Quaderna tem noção da realidade dura e áspera do sertão, e é essa realidade que constitui a sua autoconsciência, e como diz o crítico russo “Não são os traços da realidade que constituem aqueles elementos dos quais se forma a imagem da personagem, mas o valor de tais traços para ela, para sua autoconsciência” (BAKHTIN, 2008, p. 53).
Desta maneira, temos um personagem que tem como autoconsciência a sua inconclusibilidade. Ele parte da experiência do cotidiano e sua visão de mundo está em construção a partir da assimilação do ambiente e seus costumes, ou seja, da prosa diária. Tal como o homem e o mundo são inconclusivos, abertos e potenciais, a Pedra do Reino, Castelo Literário de Quaderna, também resulta aberta, pois “não coloca o leitor diante de uma visão de mundo pronta” (MICHELETTI, 1997, p. 140), representando então o caráter infinito e inconclusivo:
O inquérito continua aberto e em suspenso, de modo que, pelo menos por enquanto, sua Obra ficará assim, em suspenso e aberta, dependendo sempre de novos depoimentos que o senhor nos prestar. Talvez, até, ela dure o resto de sua vida e nunca chegue a terminar (SUASSUNA, 1976, p. 843).

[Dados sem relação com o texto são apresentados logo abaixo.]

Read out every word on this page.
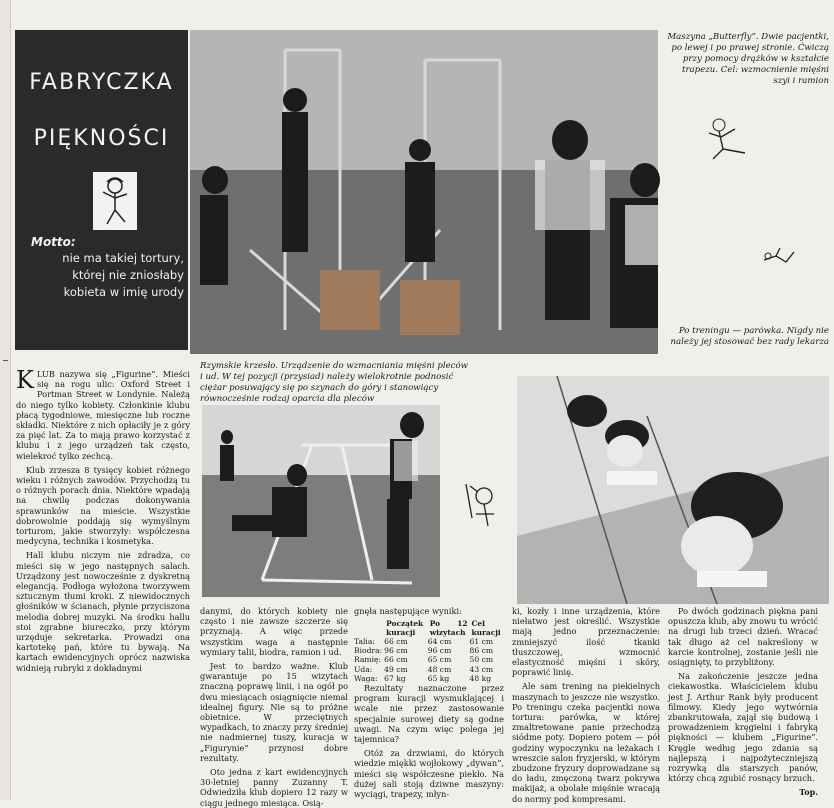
FABRYCZKA
PIĘKNOŚCI
Motto:
nie ma takiej tortury,
której nie zniosłaby
kobieta w imię urody
Maszyna „Butterfly”. Dwie pacjentki, po lewej i po prawej stronie. Ćwiczą przy pomocy drążków w kształcie trapezu. Cel: wzmocnienie mięśni szyi i ramion
Po treningu — parówka. Nigdy nie należy jej stosować bez rady lekarza
Rzymskie krzesło. Urządzenie do wzmacniania mięśni pleców i ud. W tej pozycji (przysiad) należy wielokrotnie podnosić ciężar posuwający się po szynach do góry i stanowiący równocześnie rodzaj oparcia dla pleców

KLUB nazywa się „Figurine”. Mieści się na rogu ulic: Oxford Street i Portman Street w Londynie. Należą do niego tylko kobiety. Członkinie klubu płacą tygodniowe, miesięczne lub roczne składki. Niektóre z nich opłaciły je z góry za pięć lat. Za to mają prawo korzystać z klubu i z jego urządzeń tak często, wielekroć tylko zechcą.

Klub zrzesza 8 tysięcy kobiet różnego wieku i różnych zawodów. Przychodzą tu o różnych porach dnia. Niektóre wpadają na chwilę podczas dokonywania sprawunków na mieście. Wszystkie dobrowolnie poddają się wymyślnym torturom, jakie stworzyły: współczesna medycyna, technika i kosmetyka.

Hall klubu niczym nie zdradza, co mieści się w jego następnych salach. Urządzony jest nowocześnie z dyskretną elegancją. Podłoga wyłożona tworzywem sztucznym tłumi kroki. Z niewidocznych głośników w ścianach, płynie przyciszona melodia dobrej muzyki. Na środku hallu stoi zgrabne biureczko, przy którym urzęduje sekretarka. Prowadzi ona kartotekę pań, które tu bywają. Na kartach ewidencyjnych oprócz nazwiska widnieją rubryki z dokładnymi

danymi, do których kobiety nie często i nie zawsze szczerze się przyznają. A więc przede wszystkim waga a następnie wymiary talii, biodra, ramion i ud.

Jest to bardzo ważne. Klub gwarantuje po 15 wizytach znaczną poprawę linii, i na ogół po dwu miesiącach osiągnięcie niemal idealnej figury. Nie są to próżne obietnice. W przeciętnych wypadkach, to znaczy przy średniej nie nadmiernej tuszy, kuracja w „Figurynie” przynosi dobre rezultaty.

Oto jedna z kart ewidencyjnych 30-letniej panny Zuzanny T. Odwiedziła klub dopiero 12 razy w ciągu jednego miesiąca. Osią-

gnęła następujące wyniki:

	Początek kuracji	Po 12 wizytach	Cel kuracji
Talia:	66 cm	64 cm	61 cm
Biodra:	96 cm	96 cm	86 cm
Ramię:	66 cm	65 cm	50 cm
Uda:	49 cm	48 cm	43 cm
Waga:	67 kg	65 kg	48 kg

Rezultaty naznaczone przez program kuracji wysmuklającej i wcale nie przez zastosowanie specjalnie surowej diety są godne uwagi. Na czym więc polega jej tajemnica?

Otóż za drzwiami, do których wiedzie miękki wojłokowy „dywan”, mieści się współczesne piekło. Na dużej sali stoją dziwne maszyny: wyciągi, trapezy, młyn-

ki, kozły i inne urządzenia, które niełatwo jest określić. Wszystkie mają jedno przeznaczenie: zmniejszyć ilość tkanki tłuszczowej, wzmocnić elastyczność mięśni i skóry, poprawić linię.

Ale sam trening na piekielnych maszynach to jeszcze nie wszystko. Po treningu czeka pacjentki nowa tortura: parówka, w której zmaltretowane panie przechodzą siódme poty. Dopiero potem — pół godziny wypoczynku na leżakach i wreszcie salon fryzjerski, w którym zbudzone fryzury doprowadzane są do ładu, zmęczoną twarz pokrywa makijaż, a obolałe mięśnie wracają do normy pod kompresami.

Po dwóch godzinach piękna pani opuszcza klub, aby znowu tu wrócić na drugi lub trzeci dzień. Wracać tak długo aż cel nakreślony w karcie kontrolnej, zostanie jeśli nie osiągnięty, to przybliżony.

Na zakończenie jeszcze jedna ciekawostka. Właścicielem klubu jest J. Arthur Rank były producent filmowy. Kiedy jego wytwórnia zbankrutowała, zajął się budową i prowadzeniem kręgielni i fabryką piękności — klubem „Figurine”. Kręgle według jego zdania są najlepszą i najpożyteczniejszą rozrywką dla starszych panów, którzy chcą zgubić rosnący brzuch.

Top.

A última palavra não foi dita, nem sobre o mundo, nem sobre a obra e muito menos sobre Quaderna, exatamente porque cabe a ele, autoconsciente e livre, por seu caráter inconclusivo, continuar nestas buscas que talvez nunca cheguem a terminar.
REFERÊNCIAS BIBLIOGRÁFICAS
BAKHTIN, Mikhail. Problemas da Poética de Dostoievski. 4. ed. Rio de Janeiro: Forense Universitária, 2008.
MARINHEIRO, Elizabeth. A Intertextualidade das Formas Simples. Rio de Janeiro, 1977.
MATOS, Geraldo Costa. O palco popular e o texto palimpséstico de Ariano Suassuna. 1998.
MICHELETTI, Guaraciaba. Na confluência das Formas. São Paulo: Clíper editora, 1997.
MORSON, Saul Gary; EMERSON, Caryl. Criação de uma Prosaística. São Paulo: Edusp, 2008.
PONZIO, Augusto. A revolução bakhtiniana. São Paulo: Editora Contexto, 2010.
SILVA JR, Augusto Rodrigues da. Morte e decomposição biográfica em Memórias Póstumas de Brás Cubas. Tese (Doutorado). Niterói: Instituto de Letras, Universidade Federal Fluminense, 2008, 216 f.
SUASSUNA, Ariano. O Romance d`A Pedra do Reino e o príncipe do sangue do vai-e-volta. 4 ed. Rio de Janeiro: José Olympio 1976.